Regularization in test phase?

Aymen_Sadraoui · February 8, 2022, 4:29pm

Hello, I want to add L1 regularisation to my model but I am confused should I calculate loss function in test phase with adding the weights penalty?

in train:
loss=criterion(output,y)
parameters = [parameter.view(-1) for parameter in model.parameters()]
l1 = l1_lambdamodel.compute_l1_loss(torch.cat(parameters))
loss += l1 # Add L1 loss component
in test:
should I calculate the loss like this?:
loss=criterion(output,y)
parameters = [parameter.view(-1) for parameter in model.parameters()]
l1 = l1_lambdamodel.compute_l1_loss(torch.cat(parameters))
loss += l1 # Add L1 loss component
or like this?
loss=criterion(output,y)

#Regularization #L1_regularization #test_phase

pascal_notsawo · February 8, 2022, 4:44pm

You don’t need to do it when testing your model. It is done during training for the update of the parameters, which is not done during the test of the model.
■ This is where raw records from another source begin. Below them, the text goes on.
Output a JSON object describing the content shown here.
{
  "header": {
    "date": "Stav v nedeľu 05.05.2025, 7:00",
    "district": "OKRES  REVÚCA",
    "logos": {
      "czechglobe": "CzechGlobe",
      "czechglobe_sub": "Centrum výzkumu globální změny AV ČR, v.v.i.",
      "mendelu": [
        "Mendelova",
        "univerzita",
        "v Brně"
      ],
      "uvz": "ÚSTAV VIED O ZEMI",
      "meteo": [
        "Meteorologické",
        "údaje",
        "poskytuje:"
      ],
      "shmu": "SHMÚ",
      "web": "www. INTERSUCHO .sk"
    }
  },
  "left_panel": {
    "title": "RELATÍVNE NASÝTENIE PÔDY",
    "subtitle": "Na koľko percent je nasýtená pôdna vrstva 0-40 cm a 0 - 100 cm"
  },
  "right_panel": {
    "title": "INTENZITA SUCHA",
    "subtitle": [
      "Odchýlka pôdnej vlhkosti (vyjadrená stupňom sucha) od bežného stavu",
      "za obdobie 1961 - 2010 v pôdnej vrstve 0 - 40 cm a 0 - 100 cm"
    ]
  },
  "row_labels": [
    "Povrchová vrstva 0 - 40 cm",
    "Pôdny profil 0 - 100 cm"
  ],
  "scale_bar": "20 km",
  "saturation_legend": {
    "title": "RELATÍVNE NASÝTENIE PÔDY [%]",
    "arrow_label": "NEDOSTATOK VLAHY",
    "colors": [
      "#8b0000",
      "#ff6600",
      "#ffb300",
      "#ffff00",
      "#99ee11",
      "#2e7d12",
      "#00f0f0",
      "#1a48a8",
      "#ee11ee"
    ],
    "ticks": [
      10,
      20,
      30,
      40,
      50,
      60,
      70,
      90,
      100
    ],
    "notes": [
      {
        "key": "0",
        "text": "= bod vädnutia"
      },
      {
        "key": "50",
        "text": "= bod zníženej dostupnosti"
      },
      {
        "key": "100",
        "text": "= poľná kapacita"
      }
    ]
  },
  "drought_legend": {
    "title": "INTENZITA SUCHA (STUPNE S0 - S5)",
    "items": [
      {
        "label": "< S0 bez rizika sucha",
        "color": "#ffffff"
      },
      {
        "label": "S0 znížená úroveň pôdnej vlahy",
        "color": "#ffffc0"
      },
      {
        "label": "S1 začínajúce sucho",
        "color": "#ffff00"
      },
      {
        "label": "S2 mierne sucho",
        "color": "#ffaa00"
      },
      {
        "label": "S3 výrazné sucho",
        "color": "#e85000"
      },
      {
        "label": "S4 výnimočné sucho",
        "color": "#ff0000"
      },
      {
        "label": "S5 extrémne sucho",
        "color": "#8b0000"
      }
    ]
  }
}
mMagmer · February 8, 2022, 4:57pm

I think the second one is the way to go. But it only matters if you’re going to use it as an early stop metric. In classification applications, loss has direct relation to error rate (it also considers by how much margin the classifier predict correct output), so the model with lower loss is better estimator for class probabilities. Regularization technique i.e. L1, max entropy regularizer (label smoothing) are not related to error rate in any way.
This is my take.

Aymen_Sadraoui · February 8, 2022, 5:52pm

but when i calculate the loss in train and test I find a lot of differences like:
loss_train: 658.215
test_loss: 0.6542

mMagmer · February 8, 2022, 6:13pm

How do you compute and add the regularization term.
It should be something like this.

loss = criterion(output,y) + l1_lambda*L1(parameters)

Where l1_lambda is a small number, i.e. 1e-5.
Also check it without any regularization to see if some other thing may cause the problem (like different batch size in train and test)

Aymen_Sadraoui · February 8, 2022, 6:19pm

yes that’s is, i compute the sum of the absolute value of the weights and I add it to the calculated loss.